Venezia, 7 ottobre 2012
Teatro La Fenice praticamente esaurito per ascoltare il concerto inaugurale della stagione sinfonica 2012/2013 nella replica di domenica 7 ottobre; sul podio Diego Matheuz, il ventottenne direttore principale dell’orchestra. Si tratta del primo dei cinque concerti, nel corso dei quali il giovane maestro venezuelano dirigerà, tra l’altro, il ciclo completo delle sinfonie di Čajkovskij.
Il programma comprendeva tre titoli di spicco, appartenenti a diverse temperie culturali, eppure accomunati da una più o meno accentuata e diffusa vena patetica: la versione orchestrale della Pavane pour une infante défunte di Maurice Ravel (1910), il Concerto per pianoforte e orchestra in re minore KV 466 di Wolfgang Amadeus Mozart (1785) e, nella seconda parte, la Sinfonia n. 6 in si minore op. 74, detta appunto Patetica, di Pëtr Il’ič Čajkovskij (1893).
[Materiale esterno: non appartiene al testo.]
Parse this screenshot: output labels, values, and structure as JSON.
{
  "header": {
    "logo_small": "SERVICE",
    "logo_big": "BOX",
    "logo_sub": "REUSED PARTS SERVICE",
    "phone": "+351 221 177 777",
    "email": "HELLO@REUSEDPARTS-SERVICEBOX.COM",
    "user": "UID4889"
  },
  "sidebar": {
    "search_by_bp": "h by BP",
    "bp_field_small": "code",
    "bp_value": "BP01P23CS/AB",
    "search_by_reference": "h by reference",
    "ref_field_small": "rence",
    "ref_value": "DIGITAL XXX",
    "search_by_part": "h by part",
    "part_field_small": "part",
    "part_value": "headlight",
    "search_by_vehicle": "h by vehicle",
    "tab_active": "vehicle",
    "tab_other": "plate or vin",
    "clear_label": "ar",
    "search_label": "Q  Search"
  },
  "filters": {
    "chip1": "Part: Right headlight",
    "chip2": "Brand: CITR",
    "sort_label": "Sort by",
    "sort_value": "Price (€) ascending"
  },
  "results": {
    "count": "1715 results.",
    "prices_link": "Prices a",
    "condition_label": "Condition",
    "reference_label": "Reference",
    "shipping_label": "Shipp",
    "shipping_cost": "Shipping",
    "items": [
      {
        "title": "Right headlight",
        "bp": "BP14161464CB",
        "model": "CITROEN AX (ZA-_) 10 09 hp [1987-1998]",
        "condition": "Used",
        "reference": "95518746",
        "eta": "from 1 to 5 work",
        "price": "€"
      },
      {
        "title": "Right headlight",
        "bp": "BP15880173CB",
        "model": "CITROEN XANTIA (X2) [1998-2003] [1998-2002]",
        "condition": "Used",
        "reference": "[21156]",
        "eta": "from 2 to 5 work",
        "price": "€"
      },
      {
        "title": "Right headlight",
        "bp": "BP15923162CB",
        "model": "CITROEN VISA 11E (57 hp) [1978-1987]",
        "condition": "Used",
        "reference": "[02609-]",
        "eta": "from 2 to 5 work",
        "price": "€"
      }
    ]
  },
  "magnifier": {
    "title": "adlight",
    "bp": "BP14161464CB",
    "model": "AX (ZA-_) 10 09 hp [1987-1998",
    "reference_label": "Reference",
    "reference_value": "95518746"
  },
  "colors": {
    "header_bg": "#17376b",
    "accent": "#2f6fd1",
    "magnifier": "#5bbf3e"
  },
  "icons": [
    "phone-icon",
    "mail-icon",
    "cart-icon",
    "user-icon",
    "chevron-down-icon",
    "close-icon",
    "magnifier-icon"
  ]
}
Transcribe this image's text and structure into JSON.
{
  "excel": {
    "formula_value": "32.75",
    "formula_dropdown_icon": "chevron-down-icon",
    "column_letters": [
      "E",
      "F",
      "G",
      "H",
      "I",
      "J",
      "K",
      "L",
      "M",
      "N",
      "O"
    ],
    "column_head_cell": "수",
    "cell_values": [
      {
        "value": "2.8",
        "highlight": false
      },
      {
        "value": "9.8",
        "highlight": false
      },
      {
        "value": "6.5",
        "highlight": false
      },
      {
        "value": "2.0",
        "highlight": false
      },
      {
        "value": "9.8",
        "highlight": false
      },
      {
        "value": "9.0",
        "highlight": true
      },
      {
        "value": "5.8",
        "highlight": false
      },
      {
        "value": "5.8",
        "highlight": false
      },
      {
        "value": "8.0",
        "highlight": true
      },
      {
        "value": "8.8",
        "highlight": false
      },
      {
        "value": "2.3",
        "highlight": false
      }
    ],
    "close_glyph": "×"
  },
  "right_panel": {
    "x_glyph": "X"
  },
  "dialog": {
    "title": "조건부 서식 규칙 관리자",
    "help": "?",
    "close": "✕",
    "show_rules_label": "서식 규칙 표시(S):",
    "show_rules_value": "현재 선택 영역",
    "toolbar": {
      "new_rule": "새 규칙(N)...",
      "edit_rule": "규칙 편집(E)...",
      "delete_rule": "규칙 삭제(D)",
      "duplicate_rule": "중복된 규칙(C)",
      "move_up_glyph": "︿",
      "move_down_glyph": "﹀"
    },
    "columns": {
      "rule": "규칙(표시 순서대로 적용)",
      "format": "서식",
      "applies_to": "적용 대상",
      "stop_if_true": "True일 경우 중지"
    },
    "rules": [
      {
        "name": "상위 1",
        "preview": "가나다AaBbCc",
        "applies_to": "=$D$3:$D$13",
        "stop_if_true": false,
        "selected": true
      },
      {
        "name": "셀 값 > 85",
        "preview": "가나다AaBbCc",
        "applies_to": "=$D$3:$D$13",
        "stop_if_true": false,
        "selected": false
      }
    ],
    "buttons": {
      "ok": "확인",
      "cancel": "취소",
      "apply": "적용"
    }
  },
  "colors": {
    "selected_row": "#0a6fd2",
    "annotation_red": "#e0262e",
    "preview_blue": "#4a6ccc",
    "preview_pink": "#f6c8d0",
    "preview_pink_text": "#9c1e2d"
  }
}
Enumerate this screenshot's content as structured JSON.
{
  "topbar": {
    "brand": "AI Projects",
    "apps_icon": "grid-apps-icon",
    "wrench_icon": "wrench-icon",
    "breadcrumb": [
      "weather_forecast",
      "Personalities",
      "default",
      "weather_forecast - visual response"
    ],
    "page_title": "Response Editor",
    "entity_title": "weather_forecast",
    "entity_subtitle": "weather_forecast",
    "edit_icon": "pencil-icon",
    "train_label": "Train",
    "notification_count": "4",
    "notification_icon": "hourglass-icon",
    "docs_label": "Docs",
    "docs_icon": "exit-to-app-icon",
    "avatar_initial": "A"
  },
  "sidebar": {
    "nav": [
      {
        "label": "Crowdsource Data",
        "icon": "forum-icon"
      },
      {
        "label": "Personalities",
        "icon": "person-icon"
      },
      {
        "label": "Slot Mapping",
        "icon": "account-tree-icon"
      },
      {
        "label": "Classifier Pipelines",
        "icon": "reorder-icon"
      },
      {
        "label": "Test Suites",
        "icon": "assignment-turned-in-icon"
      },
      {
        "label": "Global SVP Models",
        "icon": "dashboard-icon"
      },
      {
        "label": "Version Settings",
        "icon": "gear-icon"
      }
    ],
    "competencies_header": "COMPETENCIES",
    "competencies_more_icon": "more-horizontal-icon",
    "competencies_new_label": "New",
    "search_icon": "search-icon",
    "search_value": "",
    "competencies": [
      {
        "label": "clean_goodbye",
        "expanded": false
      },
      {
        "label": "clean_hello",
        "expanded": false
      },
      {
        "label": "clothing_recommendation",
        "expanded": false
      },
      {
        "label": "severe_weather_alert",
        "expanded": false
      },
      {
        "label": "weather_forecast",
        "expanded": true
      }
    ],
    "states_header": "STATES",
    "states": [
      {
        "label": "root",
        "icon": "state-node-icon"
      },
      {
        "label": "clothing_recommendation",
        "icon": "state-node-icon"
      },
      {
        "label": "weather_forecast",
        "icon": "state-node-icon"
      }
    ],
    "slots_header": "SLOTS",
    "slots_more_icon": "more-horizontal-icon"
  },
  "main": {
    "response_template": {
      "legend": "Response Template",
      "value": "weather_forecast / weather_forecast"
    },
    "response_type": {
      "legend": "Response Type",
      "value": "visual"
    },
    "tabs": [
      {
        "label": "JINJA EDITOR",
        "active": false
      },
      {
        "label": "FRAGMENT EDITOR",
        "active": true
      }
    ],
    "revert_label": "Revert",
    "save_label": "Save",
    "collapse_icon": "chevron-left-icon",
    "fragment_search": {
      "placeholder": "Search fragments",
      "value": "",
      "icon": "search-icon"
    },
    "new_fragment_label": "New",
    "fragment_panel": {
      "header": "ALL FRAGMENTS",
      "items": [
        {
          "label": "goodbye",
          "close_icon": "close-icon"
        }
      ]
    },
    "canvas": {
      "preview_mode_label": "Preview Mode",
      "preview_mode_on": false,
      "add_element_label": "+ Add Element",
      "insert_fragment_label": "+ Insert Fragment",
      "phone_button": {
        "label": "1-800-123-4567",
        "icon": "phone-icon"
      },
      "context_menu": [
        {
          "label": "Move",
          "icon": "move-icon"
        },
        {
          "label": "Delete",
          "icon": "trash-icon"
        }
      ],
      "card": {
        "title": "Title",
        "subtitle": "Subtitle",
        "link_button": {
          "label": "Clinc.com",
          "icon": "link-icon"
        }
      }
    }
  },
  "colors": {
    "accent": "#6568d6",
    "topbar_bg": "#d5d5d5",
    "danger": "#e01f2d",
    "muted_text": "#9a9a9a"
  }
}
Alla sensibilità fin de siècle  di Chabrier e alla rinata passione dei francesi per la musica ispanica, tramite autori come Albeniz e De Failla, si richiama la Pavane pour une infante défunte (Pavana per una giovane principessa defunta) del basco Maurice Ravel – composta per pianoforte a soli 24 anni nel 1899, e poi orchestrata nel 1910 – il cui esotismo non è solo geografico ma anche storico. La composizione  raveliana ha una struttura e un’armonia molto semplici. Suddivisa in quattro parti secondo lo schema, dell’antica pavana (ABACA, dove B e C contengono un tema molto simile), le sue armonie sono vuote spesso per la mancanza della terza. Un lavoro giovanile, che nondimeno rivela già alcuni tratti del Ravel più maturo: dal raffinato gusto timbrico, all’economia di mezzi, alla linea sinuosa della melodia. Si tratta di un capolavoro di fattura delicatissima, ma a questo riguardo occorre dire che il pur talentuoso Matheuz, insieme ai suoi strumentisti, non è riuscito del tutto a rendere la grazia e leggerezza su cui si regge questo brano: il corno nell’esporre il primo tema ha fatto sentire una sonorità poco elegante (il famigerato “puà-puà-puà”, per intendersi), rendendo il tutto davvero goffo. Pesante l’oboe nel secondo tema su una soave trina degli  archi.  Migliori  i passaggi d’insieme, ma la sonorità non era sempre adeguata alla discreta mestizia della composizione.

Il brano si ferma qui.